In the summer of 2011, Rick appeared in Denver as Rick Gold, convincing those around him that he was born in Tel Aviv and had served in the Israeli army, none of which was true.

I don’t know this man at all, only the things I have read in news reports and the brief information in Bolz-Weber’s book. But it seems that has false identities were, in part, an attempt to distance himself from a childhood of neglect, mental illness and alcohol abuse. Sometimes the real person is so filled with pain that what shows on the outside is far less than the whole story.

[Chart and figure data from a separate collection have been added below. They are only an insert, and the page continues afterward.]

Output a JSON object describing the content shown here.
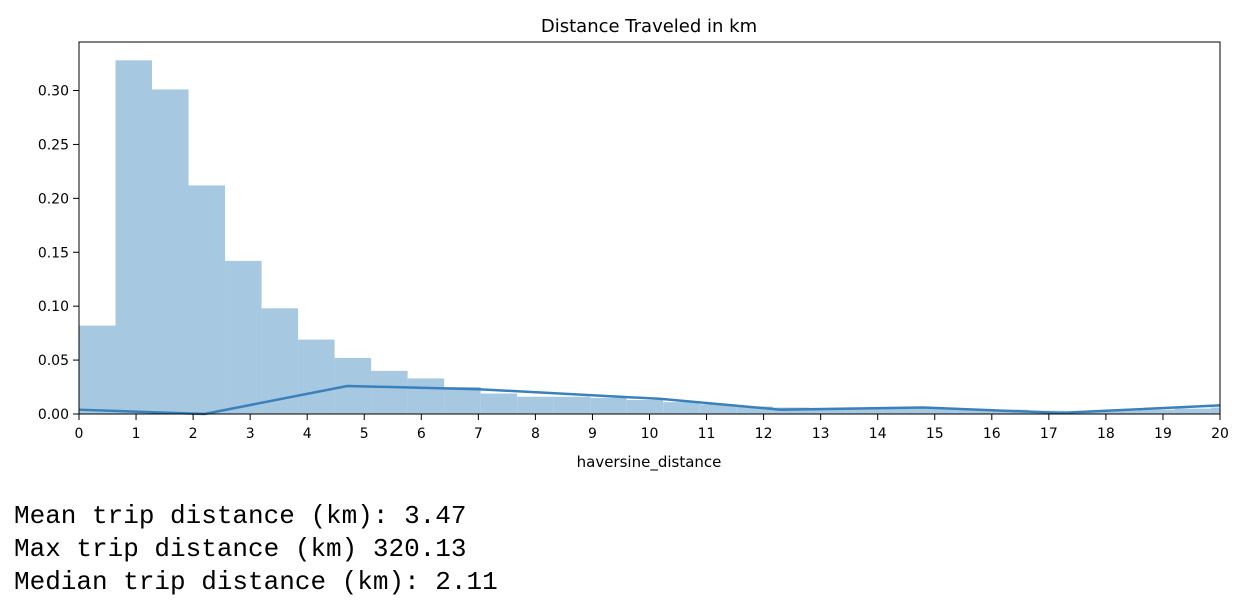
{
  "chart_data": {
    "type": "bar",
    "title": "Distance Traveled in km",
    "xlabel": "haversine_distance",
    "ylabel": "",
    "xlim": [
      0,
      20
    ],
    "ylim": [
      0,
      0.345
    ],
    "xticks": [
      "0",
      "1",
      "2",
      "3",
      "4",
      "5",
      "6",
      "7",
      "8",
      "9",
      "10",
      "11",
      "12",
      "13",
      "14",
      "15",
      "16",
      "17",
      "18",
      "19",
      "20"
    ],
    "yticks": [
      "0.00",
      "0.05",
      "0.10",
      "0.15",
      "0.20",
      "0.25",
      "0.30"
    ],
    "grid": false,
    "legend": "none",
    "histogram": {
      "bin_edges": [
        0,
        0.64,
        1.28,
        1.92,
        2.56,
        3.2,
        3.84,
        4.48,
        5.12,
        5.76,
        6.4,
        7.04,
        7.68,
        8.32,
        8.96,
        9.6,
        10.24,
        10.88,
        11.52,
        12.16,
        12.8,
        13.44,
        14.08,
        14.72,
        15.36,
        16.0,
        16.64,
        17.28,
        17.92,
        18.56,
        19.2,
        19.84,
        20.0
      ],
      "densities": [
        0.082,
        0.328,
        0.301,
        0.212,
        0.142,
        0.098,
        0.069,
        0.052,
        0.04,
        0.033,
        0.025,
        0.019,
        0.016,
        0.016,
        0.015,
        0.013,
        0.011,
        0.009,
        0.007,
        0.006,
        0.005,
        0.005,
        0.005,
        0.005,
        0.004,
        0.004,
        0.003,
        0.002,
        0.003,
        0.004,
        0.005,
        0.006
      ]
    },
    "kde": {
      "x": [
        0,
        2.2,
        4.7,
        7.0,
        10.2,
        12.3,
        14.8,
        17.2,
        20.0
      ],
      "y": [
        0.004,
        0.0,
        0.026,
        0.023,
        0.014,
        0.004,
        0.006,
        0.001,
        0.008
      ]
    },
    "colors": {
      "bar": "#a6c8e0",
      "line": "#3a81bb"
    }
  },
  "output": {
    "lines": [
      "Mean trip distance (km): 3.47",
      "Max trip distance (km) 320.13",
      "Median trip distance (km): 2.11"
    ]
  }
}
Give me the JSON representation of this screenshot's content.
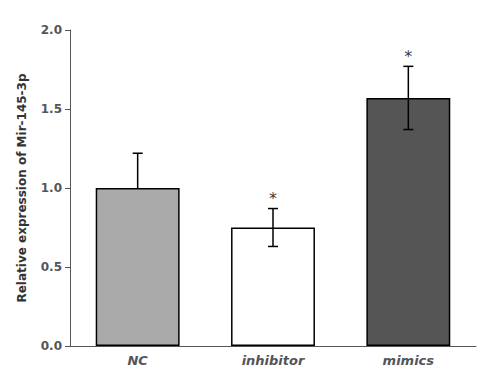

Most people are not con artists like Rick Strandlof. But you can’t really know the truth about them from what you see on the outside. If you were to attend Bolz-Webber’s church you might recognize Strandlof because his face was, for a short time, all over the media. But if you were to attend our congregation, you might see a retired couple, well dressed and looking like the community leaders that they are. You would never know by their appearance that their stories include the post-traumatic stress from surviving the horrors of the Vietnam War and then returning home to lose a fiance in the flood of ’72. You might not recognize that the death of a parent on Christmas Eve forever colored the celebration of Christmas. You might not know the struggles of children, now adults, who have suffered divorce and family reconfiguration and alcoholism and cancer and conversion to a religion that seems quite different from the church in which they were raised. A casual observer might only see part of the story. The story that is being projected isn’t a con. It isn’t made up. It is just not as complex or nuanced as one might get from first impression.

I think that the discipline of Lent is, in part, about going beyond the first impressions. It is a season of coming face to face with the reality of human life. And human life isn’t always pretty, or neat, or smiles and laughter.

There are plenty of television preachers who proclaim that Christianity will make you happier. Some claim it will make you more financially successful. Some talk on and on about blessings and benefits. Millionaire mega church pastors are known to provide entrainment without ever mentioning pain and suffering and broken lives. And when they do, those things are always in the past.

But we emphasize a different side of the Gospel of Jesus in our congregation. We preach Christ crucified. Yes, Jesus so human and broken and filled with anguish and dirty that his own followers can’t recognize him - and many of them abandoned him. Our faith doesn’t give us some special ticket to get out of the pain of human life. Instead it offers a companion who has been there in the midst of the pain and sorrow and sadness and who will never abandon us - no matter what.

It really doesn’t matter what color robe I wear. But there is nothing wrong with allowing some of the grief and sadness to show. It is who we are.